The new law would also tightens up the SSDI review process by requiring a physician or psychologist to review applications before a decision is made. It ensures that application reviews are uniform nationally. Finally, it requires the Social Security Administration to reject medical evidence presented in a disability application that was provided by “unlicensed” or “unsanctioned” physicians.
It also attacks Social Security fraud and abuse by providing additional funding to contact case reviews ensuring the applicants are entitled to the benefits, improves the fraud-fighting capacity of the SSA’s Office of Inspector General and increases penalties for those physicians, lawyers, translators who perpetuate fraud.
Finally, the bipartisan budget agreement closes loopholes in the current SSA law that allows higher-income recipients to exploit the rules for applying for benefits, with the goal of receiving large pension checks than Congress intended, and which most retirees are able to receive.
The savings made in the Social Security and SSDI programs remain in the Social Security trust funds and can only be used to pay for future benefits.

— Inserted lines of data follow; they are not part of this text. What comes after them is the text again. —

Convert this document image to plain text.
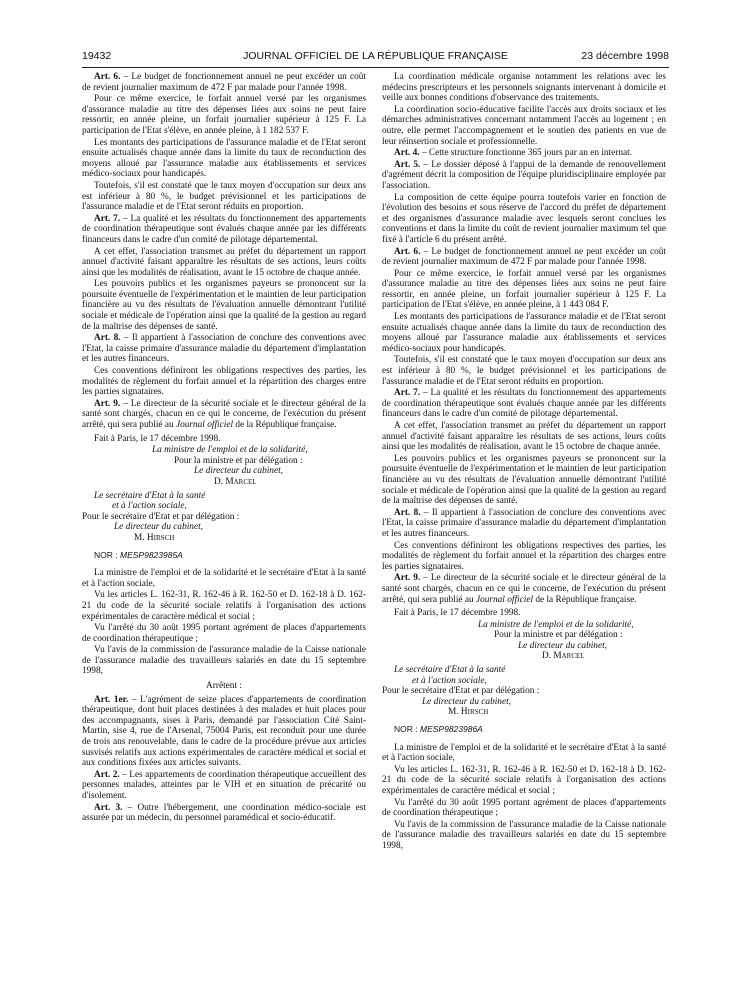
19432	JOURNAL OFFICIEL DE LA RÉPUBLIQUE FRANÇAISE	23 décembre 1998

Art. 6. – Le budget de fonctionnement annuel ne peut excéder un coût de revient journalier maximum de 472 F par malade pour l'année 1998.

Pour ce même exercice, le forfait annuel versé par les organismes d'assurance maladie au titre des dépenses liées aux soins ne peut faire ressortir, en année pleine, un forfait journalier supérieur à 125 F. La participation de l'Etat s'élève, en année pleine, à 1 182 537 F.

Les montants des participations de l'assurance maladie et de l'Etat seront ensuite actualisés chaque année dans la limite du taux de reconduction des moyens alloué par l'assurance maladie aux établissements et services médico-sociaux pour handicapés.

Toutefois, s'il est constaté que le taux moyen d'occupation sur deux ans est inférieur à 80 %, le budget prévisionnel et les participations de l'assurance maladie et de l'Etat seront réduits en proportion.

Art. 7. – La qualité et les résultats du fonctionnement des appartements de coordination thérapeutique sont évalués chaque année par les différents financeurs dans le cadre d'un comité de pilotage départemental.

A cet effet, l'association transmet au préfet du département un rapport annuel d'activité faisant apparaître les résultats de ses actions, leurs coûts ainsi que les modalités de réalisation, avant le 15 octobre de chaque année.

Les pouvoirs publics et les organismes payeurs se prononcent sur la poursuite éventuelle de l'expérimentation et le maintien de leur participation financière au vu des résultats de l'évaluation annuelle démontrant l'utilité sociale et médicale de l'opération ainsi que la qualité de la gestion au regard de la maîtrise des dépenses de santé.

Art. 8. – Il appartient à l'association de conclure des conventions avec l'Etat, la caisse primaire d'assurance maladie du département d'implantation et les autres financeurs.

Ces conventions définiront les obligations respectives des parties, les modalités de règlement du forfait annuel et la répartition des charges entre les parties signataires.

Art. 9. – Le directeur de la sécurité sociale et le directeur général de la santé sont chargés, chacun en ce qui le concerne, de l'exécution du présent arrêté, qui sera publié au Journal officiel de la République française.

Fait à Paris, le 17 décembre 1998.

La ministre de l'emploi et de la solidarité,

Pour la ministre et par délégation :

Le directeur du cabinet,

D. Marcel

Le secrétaire d'Etat à la santé

et à l'action sociale,

Pour le secrétaire d'Etat et par délégation :

Le directeur du cabinet,

M. Hirsch

NOR : MESP9823985A

La ministre de l'emploi et de la solidarité et le secrétaire d'Etat à la santé et à l'action sociale,

Vu les articles L. 162-31, R. 162-46 à R. 162-50 et D. 162-18 à D. 162-21 du code de la sécurité sociale relatifs à l'organisation des actions expérimentales de caractère médical et social ;

Vu l'arrêté du 30 août 1995 portant agrément de places d'appartements de coordination thérapeutique ;

Vu l'avis de la commission de l'assurance maladie de la Caisse nationale de l'assurance maladie des travailleurs salariés en date du 15 septembre 1998,

Arrêtent :

Art. 1er. – L'agrément de seize places d'appartements de coordination thérapeutique, dont huit places destinées à des malades et huit places pour des accompagnants, sises à Paris, demandé par l'association Cité Saint-Martin, sise 4, rue de l'Arsenal, 75004 Paris, est reconduit pour une durée de trois ans renouvelable, dans le cadre de la procédure prévue aux articles susvisés relatifs aux actions expérimentales de caractère médical et social et aux conditions fixées aux articles suivants.

Art. 2. – Les appartements de coordination thérapeutique accueillent des personnes malades, atteintes par le VIH et en situation de précarité ou d'isolement.

Art. 3. – Outre l'hébergement, une coordination médico-sociale est assurée par un médecin, du personnel paramédical et socio-éducatif.

La coordination médicale organise notamment les relations avec les médecins prescripteurs et les personnels soignants intervenant à domicile et veille aux bonnes conditions d'observance des traitements.

La coordination socio-éducative facilite l'accès aux droits sociaux et les démarches administratives concernant notamment l'accès au logement ; en outre, elle permet l'accompagnement et le soutien des patients en vue de leur réinsertion sociale et professionnelle.

Art. 4. – Cette structure fonctionne 365 jours par an en internat.

Art. 5. – Le dossier déposé à l'appui de la demande de renouvellement d'agrément décrit la composition de l'équipe pluridisciplinaire employée par l'association.

La composition de cette équipe pourra toutefois varier en fonction de l'évolution des besoins et sous réserve de l'accord du préfet de département et des organismes d'assurance maladie avec lesquels seront conclues les conventions et dans la limite du coût de revient journalier maximum tel que fixé à l'article 6 du présent arrêté.

Art. 6. – Le budget de fonctionnement annuel ne peut excéder un coût de revient journalier maximum de 472 F par malade pour l'année 1998.

Pour ce même exercice, le forfait annuel versé par les organismes d'assurance maladie au titre des dépenses liées aux soins ne peut faire ressortir, en année pleine, un forfait journalier supérieur à 125 F. La participation de l'Etat s'élève, en année pleine, à 1 443 084 F.

Les montants des participations de l'assurance maladie et de l'Etat seront ensuite actualisés chaque année dans la limite du taux de reconduction des moyens alloué par l'assurance maladie aux établissements et services médico-sociaux pour handicapés.

Toutefois, s'il est constaté que le taux moyen d'occupation sur deux ans est inférieur à 80 %, le budget prévisionnel et les participations de l'assurance maladie et de l'Etat seront réduits en proportion.

Art. 7. – La qualité et les résultats du fonctionnement des appartements de coordination thérapeutique sont évalués chaque année par les différents financeurs dans le cadre d'un comité de pilotage départemental.

A cet effet, l'association transmet au préfet du département un rapport annuel d'activité faisant apparaître les résultats de ses actions, leurs coûts ainsi que les modalités de réalisation, avant le 15 octobre de chaque année.

Les pouvoirs publics et les organismes payeurs se prononcent sur la poursuite éventuelle de l'expérimentation et le maintien de leur participation financière au vu des résultats de l'évaluation annuelle démontrant l'utilité sociale et médicale de l'opération ainsi que la qualité de la gestion au regard de la maîtrise des dépenses de santé.

Art. 8. – Il appartient à l'association de conclure des conventions avec l'Etat, la caisse primaire d'assurance maladie du département d'implantation et les autres financeurs.

Ces conventions définiront les obligations respectives des parties, les modalités de règlement du forfait annuel et la répartition des charges entre les parties signataires.

Art. 9. – Le directeur de la sécurité sociale et le directeur général de la santé sont chargés, chacun en ce qui le concerne, de l'exécution du présent arrêté, qui sera publié au Journal officiel de la République française.

Fait à Paris, le 17 décembre 1998.

La ministre de l'emploi et de la solidarité,

Pour la ministre et par délégation :

Le directeur du cabinet,

D. Marcel

Le secrétaire d'Etat à la santé

et à l'action sociale,

Pour le secrétaire d'Etat et par délégation :

Le directeur du cabinet,

M. Hirsch

NOR : MESP9823986A

La ministre de l'emploi et de la solidarité et le secrétaire d'Etat à la santé et à l'action sociale,

Vu les articles L. 162-31, R. 162-46 à R. 162-50 et D. 162-18 à D. 162-21 du code de la sécurité sociale relatifs à l'organisation des actions expérimentales de caractère médical et social ;

Vu l'arrêté du 30 août 1995 portant agrément de places d'appartements de coordination thérapeutique ;

Vu l'avis de la commission de l'assurance maladie de la Caisse nationale de l'assurance maladie des travailleurs salariés en date du 15 septembre 1998,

With Representative Paul D. Ryan now becoming the 62nd speaker of the House, the nation waits to see if the Wisconsin lawmaker has the special political skills to rein in the ultra-conservative wing of his party. With only 374 days before the upcoming 2016 presidential and congressional elections America’s federal lawmakers must begin to work together to craft laws that will enhance the quality of life of the nation’s retirees. Compromise is not a dirty word to those residing outside the Washington, DC beltway. Gridlock is.